By Published On: December 10, 20252.1 min read

The Federal Reserve cut interest rates by 25 basis points at its December meeting, as widely expected. The vote was 9-3, with two members preferring to keep rates unchanged and one member voting for a larger 50 basis point cut.

A detailed comparison of the October and December FOMC statements highlights key changes relevant to forex traders.

In the October statement, the Fed noted that economic activity was expanding at a moderate pace. Job gains had slowed during the year, and the unemployment rate had edged up but remained low through August. Inflation had increased since earlier in the year and was described as somewhat elevated. The Committee aimed for maximum employment and a 2 per cent inflation target over the longer term, while acknowledging elevated uncertainty about the economic outlook and increased downside risks to employment.

By December, the statement showed a slightly more cautious tone. Economic indicators through September remained consistent with October’s assessment, but the Fed had decided to lower the federal funds rate target range by 0.25 percentage points to 3.50–3.75 per cent. The Committee cited a shift in the balance of risks and emphasised that further adjustments would depend on incoming data, evolving economic conditions, and risk assessments.

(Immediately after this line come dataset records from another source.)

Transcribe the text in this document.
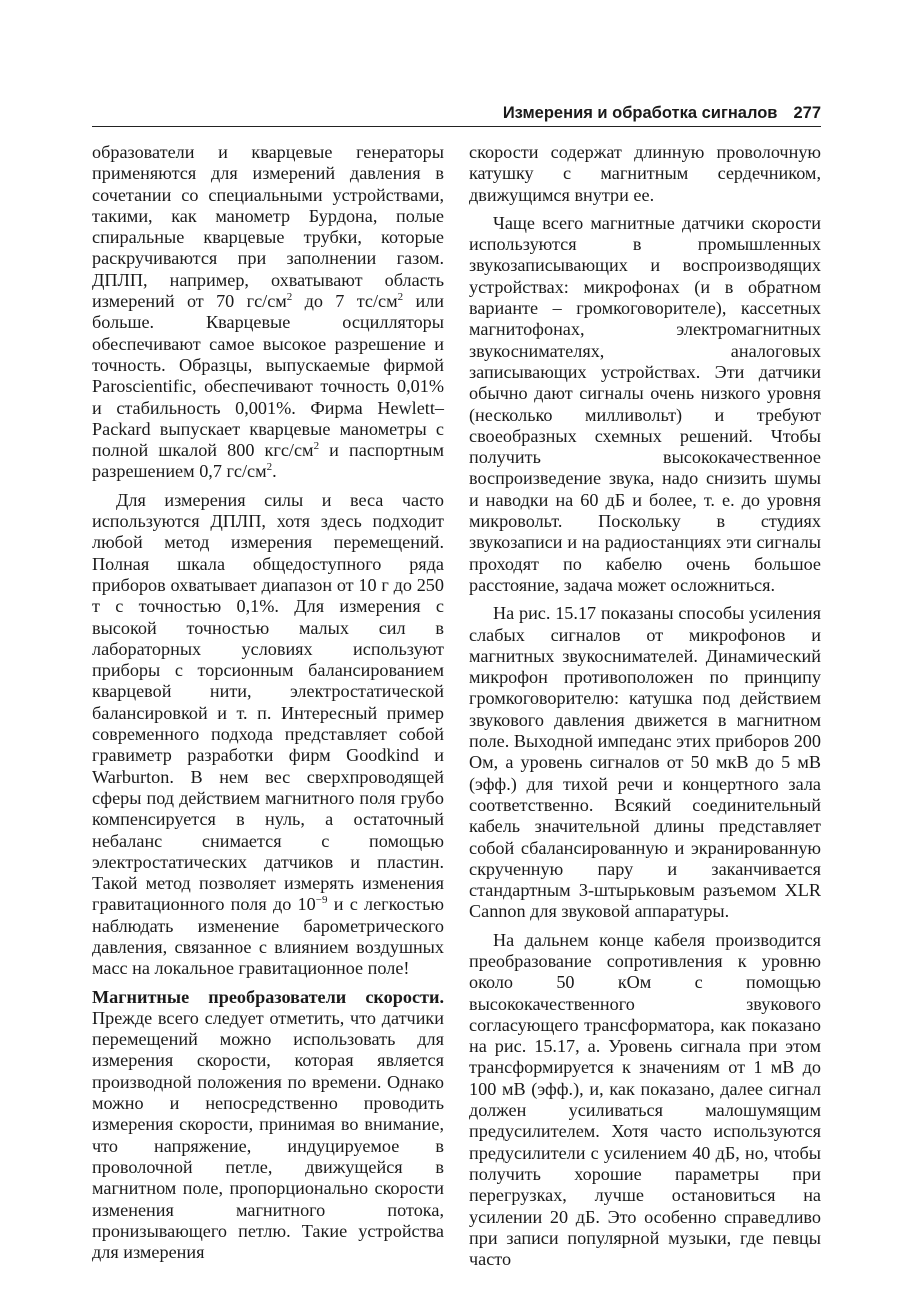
Измерения и обработка сигналов 277

образователи и кварцевые генераторы применяются для измерений давления в сочетании со специальными устройствами, такими, как манометр Бурдона, полые спиральные кварцевые трубки, которые раскручиваются при заполнении газом. ДПЛП, например, охватывают область измерений от 70 $гс/см^2$ до 7 $тс/см^2$ или больше. Кварцевые осцилляторы обеспечивают самое высокое разрешение и точность. Образцы, выпускаемые фирмой Paroscientific, обеспечивают точность 0,01% и стабильность 0,001%. Фирма Hewlett–Packard выпускает кварцевые манометры с полной шкалой 800 кгс/$см^2$ и паспортным разрешением 0,7 $гс/см^2$.

Для измерения силы и веса часто используются ДПЛП, хотя здесь подходит любой метод измерения перемещений. Полная шкала общедоступного ряда приборов охватывает диапазон от 10 г до 250 т с точностью 0,1%. Для измерения с высокой точностью малых сил в лабораторных условиях используют приборы с торсионным балансированием кварцевой нити, электростатической балансировкой и т. п. Интересный пример современного подхода представляет собой гравиметр разработки фирм Goodkind и Warburton. В нем вес сверхпроводящей сферы под действием магнитного поля грубо компенсируется в нуль, а остаточный небаланс снимается с помощью электростатических датчиков и пластин. Такой метод позволяет измерять изменения гравитационного поля до $10^{-9}$ и с легкостью наблюдать изменение барометрического давления, связанное с влиянием воздушных масс на локальное гравитационное поле!

Магнитные преобразователи скорости. Прежде всего следует отметить, что датчики перемещений можно использовать для измерения скорости, которая является производной положения по времени. Однако можно и непосредственно проводить измерения скорости, принимая во внимание, что напряжение, индуцируемое в проволочной петле, движущейся в магнитном поле, пропорционально скорости изменения магнитного потока, пронизывающего петлю. Такие устройства для измерения

скорости содержат длинную проволочную катушку с магнитным сердечником, движущимся внутри ее.

Чаще всего магнитные датчики скорости используются в промышленных звукозаписывающих и воспроизводящих устройствах: микрофонах (и в обратном варианте – громкоговорителе), кассетных магнитофонах, электромагнитных звукоснимателях, аналоговых записывающих устройствах. Эти датчики обычно дают сигналы очень низкого уровня (несколько милливольт) и требуют своеобразных схемных решений. Чтобы получить высококачественное воспроизведение звука, надо снизить шумы и наводки на 60 дБ и более, т. е. до уровня микровольт. Поскольку в студиях звукозаписи и на радиостанциях эти сигналы проходят по кабелю очень большое расстояние, задача может осложниться.

На рис. 15.17 показаны способы усиления слабых сигналов от микрофонов и магнитных звукоснимателей. Динамический микрофон противоположен по принципу громкоговорителю: катушка под действием звукового давления движется в магнитном поле. Выходной импеданс этих приборов 200 Ом, а уровень сигналов от 50 мкВ до 5 мВ (эфф.) для тихой речи и концертного зала соответственно. Всякий соединительный кабель значительной длины представляет собой сбалансированную и экранированную скрученную пару и заканчивается стандартным 3-штырьковым разъемом XLR Cannon для звуковой аппаратуры.

На дальнем конце кабеля производится преобразование сопротивления к уровню около 50 кОм с помощью высококачественного звукового согласующего трансформатора, как показано на рис. 15.17, а. Уровень сигнала при этом трансформируется к значениям от 1 мВ до 100 мВ (эфф.), и, как показано, далее сигнал должен усиливаться малошумящим предусилителем. Хотя часто используются предусилители с усилением 40 дБ, но, чтобы получить хорошие параметры при перегрузках, лучше остановиться на усилении 20 дБ. Это особенно справедливо при записи популярной музыки, где певцы часто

The Fed also announced it would end its reduction of aggregate securities holdings on 1 December and affirmed a strong commitment to supporting maximum employment and returning inflation to its 2 per cent objective. It pledged to monitor incoming economic information carefully and reiterated its readiness to adjust monetary policy as needed, taking into account labour market data, inflation pressures, inflation expectations, and financial and international developments.

Regarding operational adjustments, the Fed judged that reserve balances had declined to ample levels and indicated it would initiate purchases of shorter-term Treasury securities to maintain an ample supply of reserves on an ongoing basis.

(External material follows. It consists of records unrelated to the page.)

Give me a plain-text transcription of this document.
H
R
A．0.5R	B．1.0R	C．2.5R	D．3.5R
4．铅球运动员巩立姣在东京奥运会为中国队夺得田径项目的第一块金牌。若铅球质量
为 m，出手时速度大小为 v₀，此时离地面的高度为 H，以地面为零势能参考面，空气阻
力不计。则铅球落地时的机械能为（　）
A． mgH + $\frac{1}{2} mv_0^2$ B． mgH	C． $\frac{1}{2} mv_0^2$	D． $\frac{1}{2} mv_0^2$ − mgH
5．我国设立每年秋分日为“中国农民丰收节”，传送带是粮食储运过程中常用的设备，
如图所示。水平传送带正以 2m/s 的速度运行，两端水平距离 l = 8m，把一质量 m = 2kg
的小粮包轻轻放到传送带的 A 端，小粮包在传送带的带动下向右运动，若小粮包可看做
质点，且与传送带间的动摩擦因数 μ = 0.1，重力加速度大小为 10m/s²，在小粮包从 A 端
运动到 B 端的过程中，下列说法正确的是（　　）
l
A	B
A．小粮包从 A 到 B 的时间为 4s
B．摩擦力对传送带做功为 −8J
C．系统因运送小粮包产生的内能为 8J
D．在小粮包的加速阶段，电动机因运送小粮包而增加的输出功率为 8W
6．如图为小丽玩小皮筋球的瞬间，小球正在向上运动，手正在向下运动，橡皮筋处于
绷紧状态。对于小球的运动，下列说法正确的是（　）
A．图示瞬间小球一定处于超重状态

The vote breakdown showed Jerome H. Powell as Chair, alongside Vice Chair John C. Williams and seven other members voting for the 25 basis point cut. Voting against were Stephen I. Miran, who favoured a 50 basis point reduction, and Austan D. Goolsbee and Jeffrey R. Schmid, who preferred no change at this meeting.

For forex traders, the December interest rate cut signals the Fed’s evolving approach in response to economic conditions, with careful monitoring of inflation and employment data. The decision to pause the reduction of securities holdings and adjust reserve supply operations may influence market liquidity and currency movements in the near term.